Non-Adiabatic Atomic Transitions: Computational Cross Section Calculations of Alkali Metal - Noble Gas Collisions

Optically pumped alkali lasers operate by first exciting an alkali atom from the ground $^{2}$S$_{1/2}$ state into the $^{2}$P$_{3/2}$ excited state. The alkali atom will then undergo a non-adiabatic fine structure transition from the $^{2}$P$_{3/2}$ state to the $^{2}$P$_{1/2}$ state. This establishes a population inversion between the $^{2}$P$_{1/2}$ excited state and the $^{2}$S$_{1/2}$ ground state required for the system to lase.
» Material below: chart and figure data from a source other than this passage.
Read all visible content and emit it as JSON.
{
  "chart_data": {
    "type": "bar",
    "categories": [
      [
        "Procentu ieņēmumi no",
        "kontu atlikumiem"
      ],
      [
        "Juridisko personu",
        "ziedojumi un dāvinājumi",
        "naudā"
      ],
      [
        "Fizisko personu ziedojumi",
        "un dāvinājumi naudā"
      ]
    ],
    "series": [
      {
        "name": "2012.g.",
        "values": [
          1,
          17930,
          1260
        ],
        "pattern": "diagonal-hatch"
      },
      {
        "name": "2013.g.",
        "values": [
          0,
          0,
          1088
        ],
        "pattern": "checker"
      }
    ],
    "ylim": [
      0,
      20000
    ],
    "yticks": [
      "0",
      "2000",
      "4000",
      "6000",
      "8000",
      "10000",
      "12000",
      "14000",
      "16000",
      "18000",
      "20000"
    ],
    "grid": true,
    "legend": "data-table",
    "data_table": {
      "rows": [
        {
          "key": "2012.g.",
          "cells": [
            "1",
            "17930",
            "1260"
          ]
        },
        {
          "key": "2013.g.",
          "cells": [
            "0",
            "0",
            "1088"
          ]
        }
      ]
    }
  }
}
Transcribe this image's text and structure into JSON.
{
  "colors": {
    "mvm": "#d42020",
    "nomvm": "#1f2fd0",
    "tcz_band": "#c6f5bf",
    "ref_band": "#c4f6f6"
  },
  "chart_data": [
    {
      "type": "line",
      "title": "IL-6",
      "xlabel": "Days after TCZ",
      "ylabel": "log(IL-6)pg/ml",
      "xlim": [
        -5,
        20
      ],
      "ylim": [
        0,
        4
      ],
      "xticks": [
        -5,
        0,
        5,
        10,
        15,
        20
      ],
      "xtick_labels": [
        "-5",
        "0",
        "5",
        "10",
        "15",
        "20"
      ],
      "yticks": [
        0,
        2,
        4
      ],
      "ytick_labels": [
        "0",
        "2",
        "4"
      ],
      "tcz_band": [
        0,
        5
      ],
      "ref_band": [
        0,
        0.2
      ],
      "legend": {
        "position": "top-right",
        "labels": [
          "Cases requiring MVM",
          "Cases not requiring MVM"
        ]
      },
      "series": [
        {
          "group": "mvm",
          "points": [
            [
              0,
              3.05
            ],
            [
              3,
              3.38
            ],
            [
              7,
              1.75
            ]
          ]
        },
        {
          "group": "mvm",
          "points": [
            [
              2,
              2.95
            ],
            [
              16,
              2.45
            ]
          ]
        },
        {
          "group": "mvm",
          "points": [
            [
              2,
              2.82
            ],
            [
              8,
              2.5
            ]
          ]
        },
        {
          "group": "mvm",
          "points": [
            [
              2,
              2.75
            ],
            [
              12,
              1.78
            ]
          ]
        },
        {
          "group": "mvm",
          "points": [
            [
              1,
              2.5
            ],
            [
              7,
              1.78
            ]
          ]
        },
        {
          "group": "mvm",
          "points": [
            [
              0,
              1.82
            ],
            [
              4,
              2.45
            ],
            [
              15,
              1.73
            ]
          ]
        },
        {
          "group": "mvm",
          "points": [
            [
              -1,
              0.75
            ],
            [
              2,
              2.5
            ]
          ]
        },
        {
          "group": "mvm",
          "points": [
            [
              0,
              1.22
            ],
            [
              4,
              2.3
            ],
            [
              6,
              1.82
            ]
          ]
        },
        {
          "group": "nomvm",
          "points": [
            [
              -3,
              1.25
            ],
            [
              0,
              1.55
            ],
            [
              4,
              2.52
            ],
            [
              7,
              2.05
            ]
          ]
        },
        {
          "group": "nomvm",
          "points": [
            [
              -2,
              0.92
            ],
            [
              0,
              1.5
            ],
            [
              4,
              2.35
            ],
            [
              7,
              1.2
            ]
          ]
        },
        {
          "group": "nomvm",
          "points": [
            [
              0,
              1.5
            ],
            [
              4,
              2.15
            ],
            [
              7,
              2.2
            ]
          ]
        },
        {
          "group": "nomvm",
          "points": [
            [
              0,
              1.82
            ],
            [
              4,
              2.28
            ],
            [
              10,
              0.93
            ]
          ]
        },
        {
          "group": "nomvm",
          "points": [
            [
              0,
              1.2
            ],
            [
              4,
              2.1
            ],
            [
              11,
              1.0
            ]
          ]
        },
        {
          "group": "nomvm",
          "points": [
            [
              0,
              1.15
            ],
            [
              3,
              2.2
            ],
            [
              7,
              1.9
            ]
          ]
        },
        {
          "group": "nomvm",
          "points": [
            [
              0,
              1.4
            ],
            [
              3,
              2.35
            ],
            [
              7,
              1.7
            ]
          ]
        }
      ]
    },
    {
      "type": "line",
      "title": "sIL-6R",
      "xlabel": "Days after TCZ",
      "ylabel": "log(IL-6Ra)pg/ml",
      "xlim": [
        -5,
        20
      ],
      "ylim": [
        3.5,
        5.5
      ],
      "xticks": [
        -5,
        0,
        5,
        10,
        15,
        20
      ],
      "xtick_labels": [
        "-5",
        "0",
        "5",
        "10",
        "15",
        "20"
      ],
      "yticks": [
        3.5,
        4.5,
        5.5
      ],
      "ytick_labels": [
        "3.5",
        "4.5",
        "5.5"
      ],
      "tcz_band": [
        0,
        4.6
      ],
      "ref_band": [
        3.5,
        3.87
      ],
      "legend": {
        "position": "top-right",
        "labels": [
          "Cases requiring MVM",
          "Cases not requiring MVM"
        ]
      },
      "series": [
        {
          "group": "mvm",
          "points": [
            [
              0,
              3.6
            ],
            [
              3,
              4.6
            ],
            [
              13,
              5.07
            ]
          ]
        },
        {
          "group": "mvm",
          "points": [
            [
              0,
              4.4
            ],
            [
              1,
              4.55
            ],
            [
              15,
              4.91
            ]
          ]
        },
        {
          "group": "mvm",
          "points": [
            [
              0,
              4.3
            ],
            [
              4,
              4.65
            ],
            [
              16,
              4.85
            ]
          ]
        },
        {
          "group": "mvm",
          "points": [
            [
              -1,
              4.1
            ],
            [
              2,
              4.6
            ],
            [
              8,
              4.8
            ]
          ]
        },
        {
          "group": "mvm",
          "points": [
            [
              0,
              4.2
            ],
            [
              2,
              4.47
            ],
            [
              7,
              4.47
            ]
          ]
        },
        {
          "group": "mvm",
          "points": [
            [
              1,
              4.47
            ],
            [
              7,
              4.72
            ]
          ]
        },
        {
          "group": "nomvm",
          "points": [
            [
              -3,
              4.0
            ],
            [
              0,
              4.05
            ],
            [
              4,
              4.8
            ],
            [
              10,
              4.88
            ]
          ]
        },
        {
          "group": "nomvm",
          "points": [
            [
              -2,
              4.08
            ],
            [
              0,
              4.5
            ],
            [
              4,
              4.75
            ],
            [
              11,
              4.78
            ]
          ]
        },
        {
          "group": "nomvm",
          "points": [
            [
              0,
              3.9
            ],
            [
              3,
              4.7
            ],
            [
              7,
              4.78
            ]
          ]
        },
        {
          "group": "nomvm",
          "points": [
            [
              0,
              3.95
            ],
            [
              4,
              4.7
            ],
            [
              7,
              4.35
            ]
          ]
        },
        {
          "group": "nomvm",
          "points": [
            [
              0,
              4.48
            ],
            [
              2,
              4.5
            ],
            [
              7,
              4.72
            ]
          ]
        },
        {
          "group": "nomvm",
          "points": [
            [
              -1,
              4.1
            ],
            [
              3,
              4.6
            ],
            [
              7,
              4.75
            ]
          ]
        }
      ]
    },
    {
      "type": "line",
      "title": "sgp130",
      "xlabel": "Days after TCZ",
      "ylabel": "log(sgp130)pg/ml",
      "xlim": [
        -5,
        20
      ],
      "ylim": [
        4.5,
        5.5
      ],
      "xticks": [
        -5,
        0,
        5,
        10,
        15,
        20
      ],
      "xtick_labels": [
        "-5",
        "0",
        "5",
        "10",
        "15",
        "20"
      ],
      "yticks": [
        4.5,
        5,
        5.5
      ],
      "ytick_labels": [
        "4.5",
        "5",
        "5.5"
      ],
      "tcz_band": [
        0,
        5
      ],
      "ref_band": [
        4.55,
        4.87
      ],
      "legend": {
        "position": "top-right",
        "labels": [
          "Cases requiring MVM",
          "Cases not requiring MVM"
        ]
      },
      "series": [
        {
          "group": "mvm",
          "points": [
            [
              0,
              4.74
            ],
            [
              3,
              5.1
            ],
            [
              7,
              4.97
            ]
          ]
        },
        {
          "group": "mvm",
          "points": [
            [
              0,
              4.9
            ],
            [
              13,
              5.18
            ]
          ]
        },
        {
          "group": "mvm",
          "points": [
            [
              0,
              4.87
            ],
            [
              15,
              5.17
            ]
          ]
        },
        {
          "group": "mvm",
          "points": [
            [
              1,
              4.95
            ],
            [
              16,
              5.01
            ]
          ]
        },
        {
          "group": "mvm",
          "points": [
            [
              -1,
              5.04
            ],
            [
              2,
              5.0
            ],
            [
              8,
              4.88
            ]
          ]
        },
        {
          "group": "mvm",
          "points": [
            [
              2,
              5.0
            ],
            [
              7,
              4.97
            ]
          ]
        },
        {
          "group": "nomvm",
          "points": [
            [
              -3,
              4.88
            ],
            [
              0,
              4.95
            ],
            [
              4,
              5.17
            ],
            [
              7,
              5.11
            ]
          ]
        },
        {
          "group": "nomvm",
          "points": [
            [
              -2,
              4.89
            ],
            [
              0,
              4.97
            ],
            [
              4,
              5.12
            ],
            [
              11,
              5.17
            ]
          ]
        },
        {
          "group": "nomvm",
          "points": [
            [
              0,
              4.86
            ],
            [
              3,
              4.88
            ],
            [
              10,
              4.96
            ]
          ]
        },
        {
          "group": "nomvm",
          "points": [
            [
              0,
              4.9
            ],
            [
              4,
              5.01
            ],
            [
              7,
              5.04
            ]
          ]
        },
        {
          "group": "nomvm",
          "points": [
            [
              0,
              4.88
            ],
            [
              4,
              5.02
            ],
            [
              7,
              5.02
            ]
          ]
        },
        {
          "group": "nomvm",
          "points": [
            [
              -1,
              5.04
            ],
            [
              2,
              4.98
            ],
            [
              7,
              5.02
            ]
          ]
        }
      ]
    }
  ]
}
In this type of laser, the working medium consists of alkali atoms at a fairly low partial pressure together with a buffer of noble gas atoms at a higher partial pressure. For potassium and rubidium, collisions with the noble gas atoms can cause the alkali atom to undergo fine structure transitions at a sufficiently high rate to lase. Scattering cross sections for the non-adiabatic fine structure transition between M + Ng pairs are therefore of interest and are computed for M + Ng pairs where M = K, Rb, Cs, and Ng = He, Ne, Ar. The calculations are performed with time dependent wave packet methods to first compute scattering matrix elements. A sum over scattering matrix elements for values of angular momentum J ranging from 1/2 to 501/2 is then used to compute associated fine structure cross sections. Theoretical cross sections are compared to experimental results where possible.